I started out using olive oil, but about two years ago I discovered coconut oil. After trying it at home in the kitchen I decided to give it a try on the trail as well. On the trail, I keep it in a prescription medicine bottle inside my cook kit. I usually keep the medicine bottle in a small ziplock as a backup, but have yet to have any leak out of the bottle. The smaller bottle that I have been using weighs about 10 grams empty. I can get between 35 and 40 grams of oil in it, which is usually plenty for a couple day trip.
The opening of the bottle is big enough to get your knife or a fork inside. It is a bit too small to get a spoon or typical spork in there. Most of the time I use the back end of my spoon or a knife to scoop it out, and if it has melted, then I just pour it out.
Here are the 4 main reasons that I now use coconut oil on the trail.
1. Coconut oil melts at about 76 F, and it re-solidifies when it is cooled back down below that temperature.

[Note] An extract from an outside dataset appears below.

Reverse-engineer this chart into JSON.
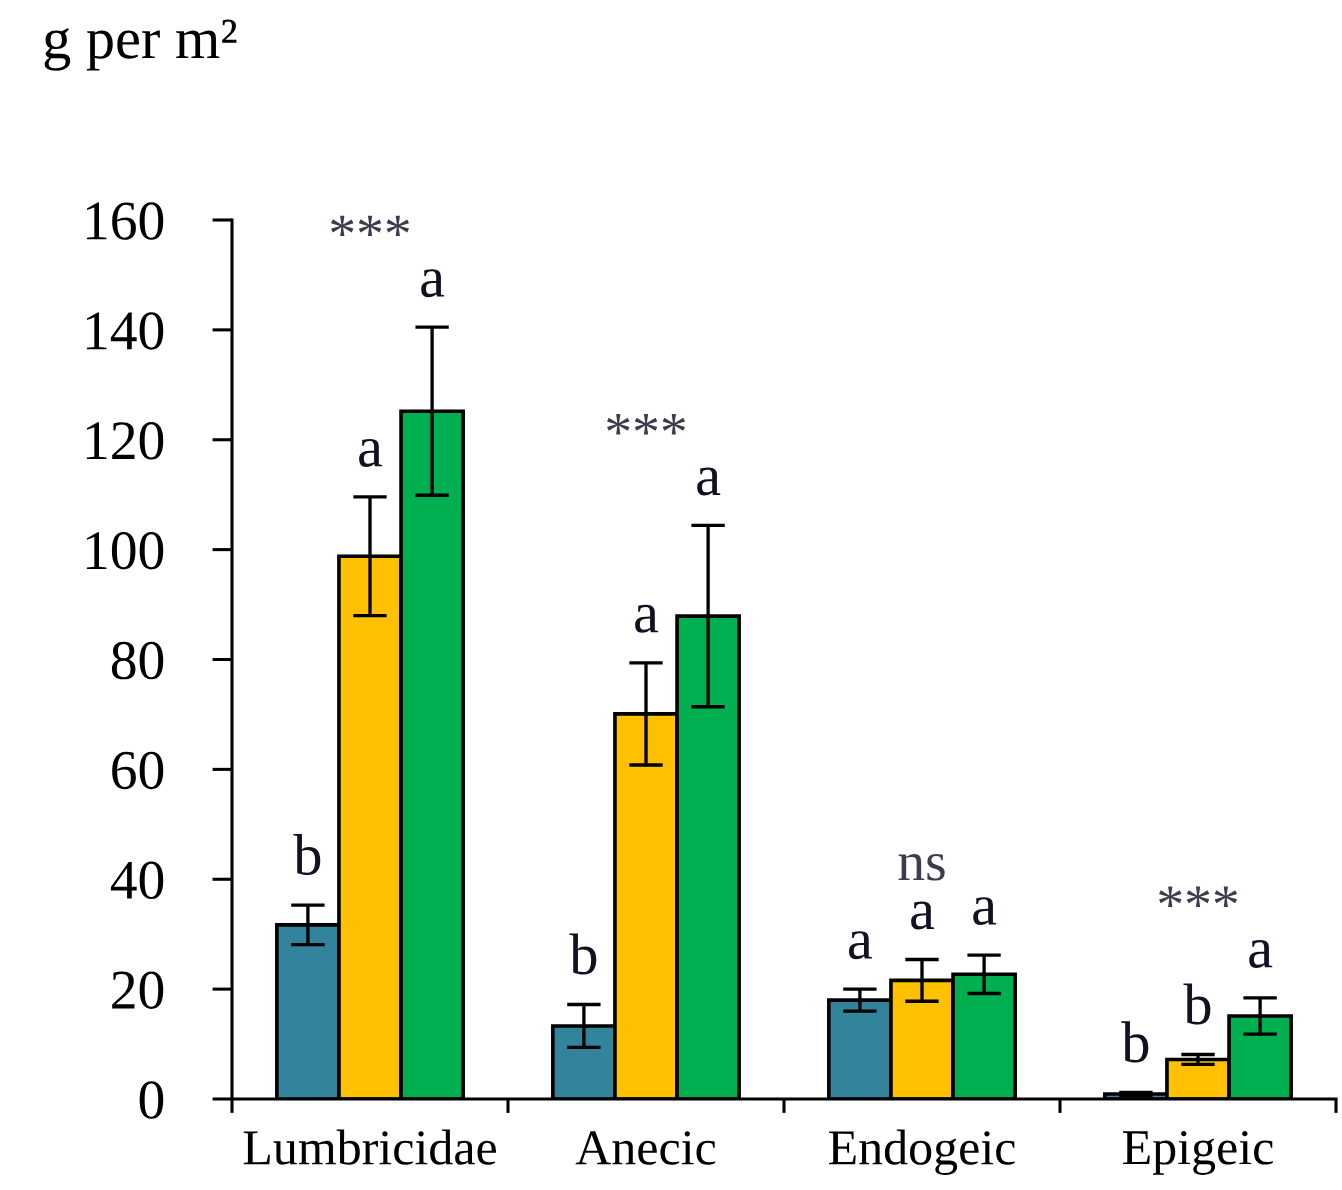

My initial reason for giving coconut oil the trail test is because it remains a solid until it reaches about 76 F (24.4 C). For me that means that about 75% of the time that I am in the woods this stuff will not spill! If you have ever opened your cook kit to find that olive oil has leaked all over the inside then you can probably understand how valuable that fact alone can be. It also seems to handle higher temperatures well, which can be very helpful with super thin lightweight cooking gear.
2. Nutritional, quick energy!
Coconut oil provides about 8.6 calories per gram. While this is not quite as dense as extra virgin olive oil at 8.8 calories per gram, coconut oil is made up of almost 90% medium chain triglyceride saturate fats. What the heck does this mean, you might ask! Well, these medium chain triglyceride saturated fats are metabolized in such a way that they go directly from the digestive track to the liver and become a quick energy source. It sort of works like one of those 5 hour energy drinks, except with out all the sugar. In most cases we are not really eating enough calories while backpacking to really support the number of calories that we are burning. Eating these medium chain triglycerides sort of put our bodies in a mode that allows us to more easily burn the fats that are already in our bodies, allowing us to go farther before becoming fatigued from the calorie deficit.
3. A great addition to the first aid kit.
About half of the fatty acids in coconut oil are lauric acid, and to top that off when coconut oil is digested it forms monolaurin. Both lauric acid and monolaurin are natural antibiotics, antifungals, and antivirals. Combine this with the fact that it is a great moisturizer, what you have is one of the most useful members of your first aid and hygiene kit. It works ok on small cuts and abrasions similar to an antibacterial cream. It can be used as a lotion for dry hands and feet, and it works fantastically as a lip balm. You can also mix it with a bit of baking soda to use as a toothpaste or a face/body wash.
4. A fire starter.
Many people carry cotton balls soaked in Vaseline to use as a fire starter. Well we all love the multiple use items, and it turns out that coconut oil burns just as well as Vaseline. I usually carry a couple cotton balls or cotton pads in my first aid kit, and with coconut oil in my cook kit I am all set for a similar type of fire starter with out adding anything to my fire kit.
Thanks for reading, and I hope you find this info helpful!